Their Greatest Hits 1971-1975 (イーグルス・グレイテスト・ヒッツ 1971-1975)

1976年

 イーグルスの初期ベスト盤『イーグルス・グレイテスト・ヒッツ 1971-1975』。ベスト盤としては世界で最も売れたアルバムで、全世界で4100万枚以上も売り上げており、本国米国ではマイケル・ジャクソンの『スリラー』に次ぐ歴代2位の売り上げを誇る作品です(米国だけで3800万枚以上)。カラッとして陽気で、それでいながら哀愁のあるアメリカンロックを聴くことができ、名バラードも多いです。楽曲は『イーグルス・ファースト』から『呪われた夜』までのアルバムから選出されています。
 本作の素晴らしいところは、ベスト盤にありがちな「色々詰め込みすぎて長い」「選曲に難あり」「質の異なるヒット曲ばかりを詰め込むからアルバムの流れが不自然」などの不満要素が一切ない点でしょう。10曲43分のサクッと聴ける短い時間の中に、日本人に人気の高い「Take It Easy」や「Desperado」であったり、「One Of These Nights」や「Take It To The Limit」といったイーグルスの初期の名曲だけが濃縮して詰め込まれていて、それでいながらオリジナルアルバムのように自然な流れで聴くことができるという素晴らしい作品なのです。

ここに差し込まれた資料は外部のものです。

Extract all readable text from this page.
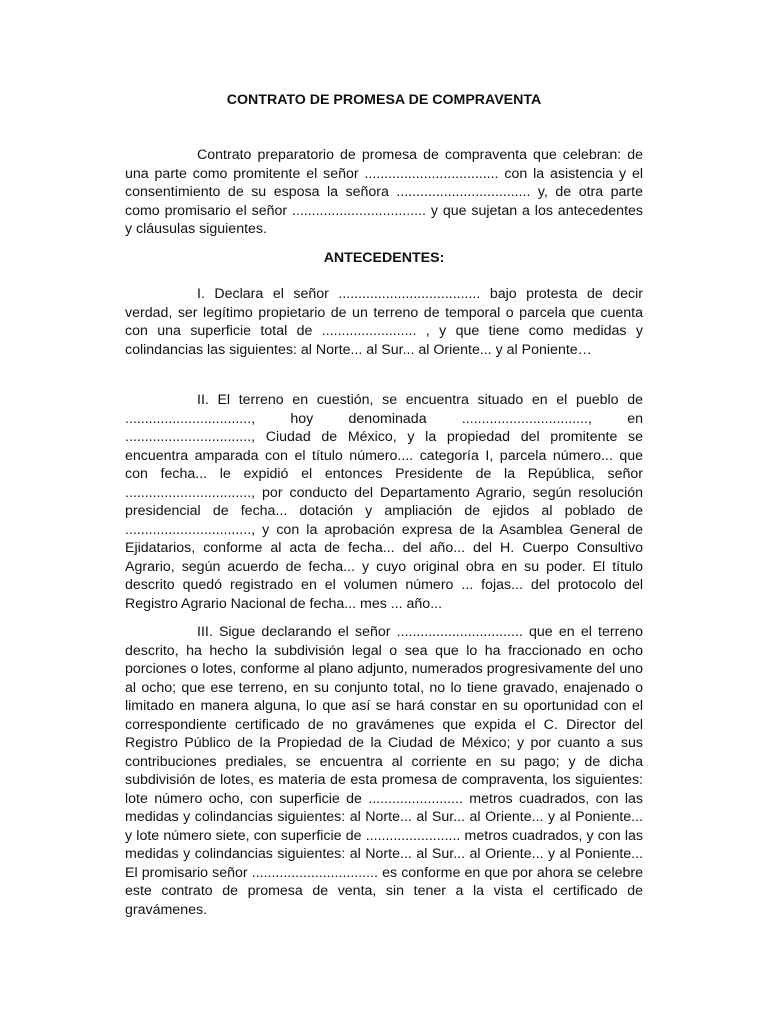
CONTRATO DE PROMESA DE COMPRAVENTA

Contrato preparatorio de promesa de compraventa que celebran: de una parte como promitente el señor .................................. con la asistencia y el consentimiento de su esposa la señora .................................. y, de otra parte como promisario el señor .................................. y que sujetan a los antecedentes y cláusulas siguientes.

ANTECEDENTES:

I. Declara el señor .................................... bajo protesta de decir verdad, ser legítimo propietario de un terreno de temporal o parcela que cuenta con una superficie total de ........................ , y que tiene como medidas y colindancias las siguientes: al Norte... al Sur... al Oriente... y al Poniente…

II. El terreno en cuestión, se encuentra situado en el pueblo de ................................, hoy denominada ................................, en ................................, Ciudad de México, y la propiedad del promitente se encuentra amparada con el título número.... categoría I, parcela número... que con fecha... le expidió el entonces Presidente de la República, señor ................................, por conducto del Departamento Agrario, según resolución presidencial de fecha... dotación y ampliación de ejidos al poblado de ................................, y con la aprobación expresa de la Asamblea General de Ejidatarios, conforme al acta de fecha... del año... del H. Cuerpo Consultivo Agrario, según acuerdo de fecha... y cuyo original obra en su poder. El título descrito quedó registrado en el volumen número ... fojas... del protocolo del Registro Agrario Nacional de fecha... mes ... año...

III. Sigue declarando el señor ................................ que en el terreno descrito, ha hecho la subdivisión legal o sea que lo ha fraccionado en ocho porciones o lotes, conforme al plano adjunto, numerados progresivamente del uno al ocho; que ese terreno, en su conjunto total, no lo tiene gravado, enajenado o limitado en manera alguna, lo que así se hará constar en su oportunidad con el correspondiente certificado de no gravámenes que expida el C. Director del Registro Público de la Propiedad de la Ciudad de México; y por cuanto a sus contribuciones prediales, se encuentra al corriente en su pago; y de dicha subdivisión de lotes, es materia de esta promesa de compraventa, los siguientes: lote número ocho, con superficie de ........................ metros cuadrados, con las medidas y colindancias siguientes: al Norte... al Sur... al Oriente... y al Poniente... y lote número siete, con superficie de ........................ metros cuadrados, y con las medidas y colindancias siguientes: al Norte... al Sur... al Oriente... y al Poniente... El promisario señor ................................ es conforme en que por ahora se celebre este contrato de promesa de venta, sin tener a la vista el certificado de gravámenes.
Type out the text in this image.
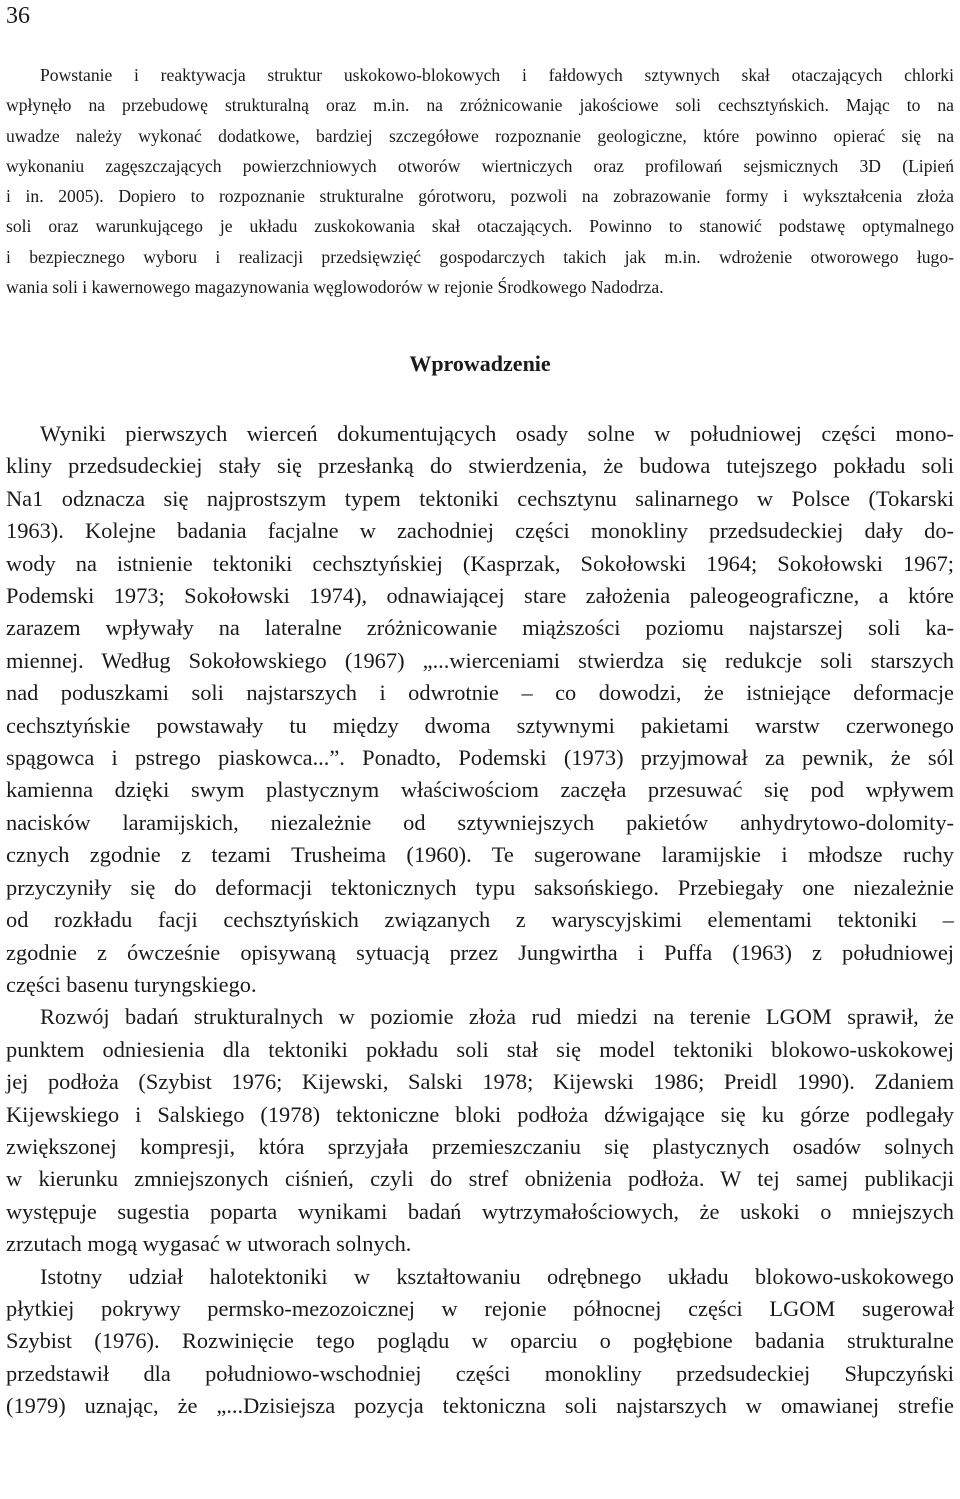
36
Powstanie i reaktywacja struktur uskokowo-blokowych i fałdowych sztywnych skał otaczających chlorki
wpłynęło na przebudowę strukturalną oraz m.in. na zróżnicowanie jakościowe soli cechsztyńskich. Mając to na
uwadze należy wykonać dodatkowe, bardziej szczegółowe rozpoznanie geologiczne, które powinno opierać się na
wykonaniu zagęszczających powierzchniowych otworów wiertniczych oraz profilowań sejsmicznych 3D (Lipień
i in. 2005). Dopiero to rozpoznanie strukturalne górotworu, pozwoli na zobrazowanie formy i wykształcenia złoża
soli oraz warunkującego je układu zuskokowania skał otaczających. Powinno to stanowić podstawę optymalnego
i bezpiecznego wyboru i realizacji przedsięwzięć gospodarczych takich jak m.in. wdrożenie otworowego ługo-
wania soli i kawernowego magazynowania węglowodorów w rejonie Środkowego Nadodrza.
Wprowadzenie
Wyniki pierwszych wierceń dokumentujących osady solne w południowej części mono-
kliny przedsudeckiej stały się przesłanką do stwierdzenia, że budowa tutejszego pokładu soli
Na1 odznacza się najprostszym typem tektoniki cechsztynu salinarnego w Polsce (Tokarski
1963). Kolejne badania facjalne w zachodniej części monokliny przedsudeckiej dały do-
wody na istnienie tektoniki cechsztyńskiej (Kasprzak, Sokołowski 1964; Sokołowski 1967;
Podemski 1973; Sokołowski 1974), odnawiającej stare założenia paleogeograficzne, a które
zarazem wpływały na lateralne zróżnicowanie miąższości poziomu najstarszej soli ka-
miennej. Według Sokołowskiego (1967) „...wierceniami stwierdza się redukcje soli starszych
nad poduszkami soli najstarszych i odwrotnie – co dowodzi, że istniejące deformacje
cechsztyńskie powstawały tu między dwoma sztywnymi pakietami warstw czerwonego
spągowca i pstrego piaskowca...”. Ponadto, Podemski (1973) przyjmował za pewnik, że sól
kamienna dzięki swym plastycznym właściwościom zaczęła przesuwać się pod wpływem
nacisków laramijskich, niezależnie od sztywniejszych pakietów anhydrytowo-dolomity-
cznych zgodnie z tezami Trusheima (1960). Te sugerowane laramijskie i młodsze ruchy
przyczyniły się do deformacji tektonicznych typu saksońskiego. Przebiegały one niezależnie
od rozkładu facji cechsztyńskich związanych z waryscyjskimi elementami tektoniki –
zgodnie z ówcześnie opisywaną sytuacją przez Jungwirtha i Puffa (1963) z południowej
części basenu turyngskiego.
Rozwój badań strukturalnych w poziomie złoża rud miedzi na terenie LGOM sprawił, że
punktem odniesienia dla tektoniki pokładu soli stał się model tektoniki blokowo-uskokowej
jej podłoża (Szybist 1976; Kijewski, Salski 1978; Kijewski 1986; Preidl 1990). Zdaniem
Kijewskiego i Salskiego (1978) tektoniczne bloki podłoża dźwigające się ku górze podlegały
zwiększonej kompresji, która sprzyjała przemieszczaniu się plastycznych osadów solnych
w kierunku zmniejszonych ciśnień, czyli do stref obniżenia podłoża. W tej samej publikacji
występuje sugestia poparta wynikami badań wytrzymałościowych, że uskoki o mniejszych
zrzutach mogą wygasać w utworach solnych.
Istotny udział halotektoniki w kształtowaniu odrębnego układu blokowo-uskokowego
płytkiej pokrywy permsko-mezozoicznej w rejonie północnej części LGOM sugerował
Szybist (1976). Rozwinięcie tego poglądu w oparciu o pogłębione badania strukturalne
przedstawił dla południowo-wschodniej części monokliny przedsudeckiej Słupczyński
(1979) uznając, że „...Dzisiejsza pozycja tektoniczna soli najstarszych w omawianej strefie
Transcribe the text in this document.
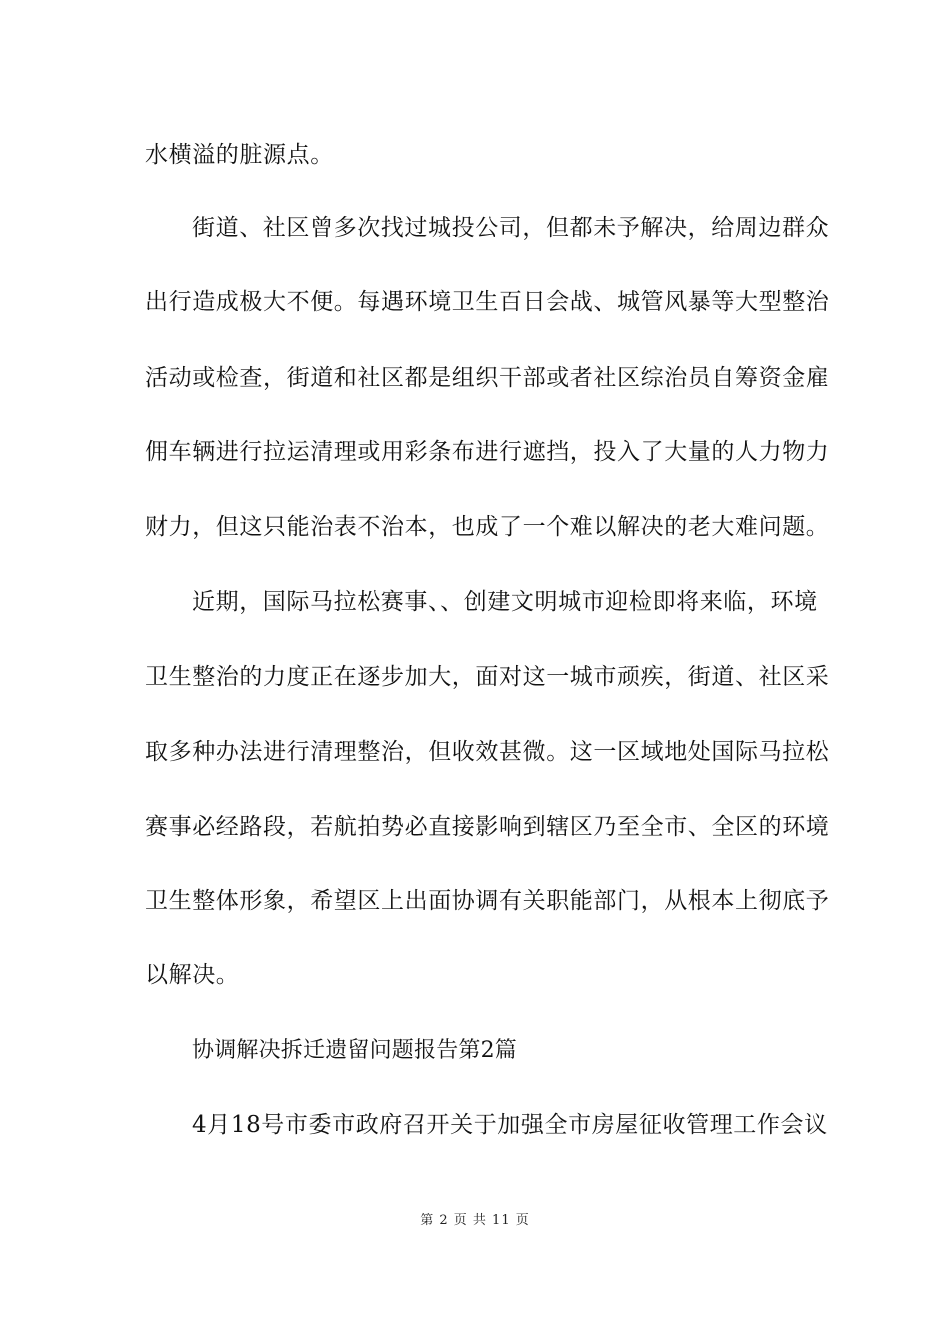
水横溢的脏源点。
街道、社区曾多次找过城投公司，但都未予解决，给周边群众
出行造成极大不便。每遇环境卫生百日会战、城管风暴等大型整治
活动或检查，街道和社区都是组织干部或者社区综治员自筹资金雇
佣车辆进行拉运清理或用彩条布进行遮挡，投入了大量的人力物力
财力，但这只能治表不治本，也成了一个难以解决的老大难问题。
近期，国际马拉松赛事、、创建文明城市迎检即将来临，环境
卫生整治的力度正在逐步加大，面对这一城市顽疾，街道、社区采
取多种办法进行清理整治，但收效甚微。这一区域地处国际马拉松
赛事必经路段，若航拍势必直接影响到辖区乃至全市、全区的环境
卫生整体形象，希望区上出面协调有关职能部门，从根本上彻底予
以解决。
协调解决拆迁遗留问题报告第2篇
4月18号市委市政府召开关于加强全市房屋征收管理工作会议
第 2 页 共 11 页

 代表曲「Take It Easy」で幕開け。軽快なギターが心地良い陽気な楽曲で、グレン・フライが伸びやかな歌声で歌うキャッチーなメロディも魅力たっぷりです。「気楽にいこうぜ」と歌う、晴れた日の外出にもってこいのカラッとして爽やかな1曲ですね。続く「Witchy Woman」は怪しげな雰囲気の楽曲ですが、メロディは耳に残ります。ドン・ヘンリーの渋い歌声は魅力的で、またメンバーによるコーラスワークも美しい。「Lyin’ Eyes」はアコースティックで晴れやかな雰囲気。メロディアスな歌が優しいサウンドによく合っていて、とても心地良いです。続いて軽快なアップテンポ曲「Already Gone」。カラッとして陽気なロックンロールで、ドン・フェルダーのご機嫌なギターが爽快です。晴れやかな曲にグレンの歌声がよく似合う。そして名バラード「Desperado」。多くの日本人アーティストもカバーしている、馴染み深いバラードですね。ドン・ヘンリーの渋い歌声が哀愁を誘います。ピアノとストリングスが楽曲を引き立て、途中加わるドラムやコーラスがドラマチックに盛り上げます。実に美しい。
 アルバム後半に入り、怪しげな名曲「One Of These Nights」。ランディ・マイズナーのグルーヴ感のあるベースが印象的。そして歌が始まるとR&B色の強い黒っぽいコーラスが、耳に残るキャッチーなメロディで魅了します。「Tequila Sunrise」はまったりとして穏やかな楽曲で、スライドギターとグレンの歌が癒してくれます。オレンジ色のカクテルのテキーラサンライズと、情事明けの朝焼けを掛けているのだそう。そして名バラード「Take It To The Limit」。ランディがボーカルを取る楽曲では最高の出来です。メロディアスな歌をストリングスが彩り、とても美しい。ドン・ヘンリーのドラムも良い仕事をしてるんですよね。続く「Peaceful Easy Feeling」はアコギとハミングが心地良い、穏やかでメロディアスな楽曲です。シンプルながらメロディが良くて癒されます。そして最後にバラード曲「Best Of My Love」。イーグルスは本当に良い曲が多いですね。ドン・ヘンリーの渋い歌声で魅了します。

 名曲の詰め合わせで当然ながら捨て曲はなく、それどころかベスト盤なのにアルバムの流れも完璧という、文句なしの大傑作です。
 本作の直後に大名盤『ホテル・カリフォルニア』がリリースされたことから、本作がこれだけの名ベスト盤でありながら、『ホテル・カリフォルニア』と1曲も被らないのです。このベスト盤を聴いた後でも『ホテル・カリフォルニア』を聴く楽しみが残る(またはその逆)という貴重なベスト盤なのです。笑 そのため、イーグルスはいくつかベスト盤を出しているものの、オールタイムベスト等を聴くよりも、本作と『ホテル・カリフォルニア』をセットで聴くという聴き方をおすすめします。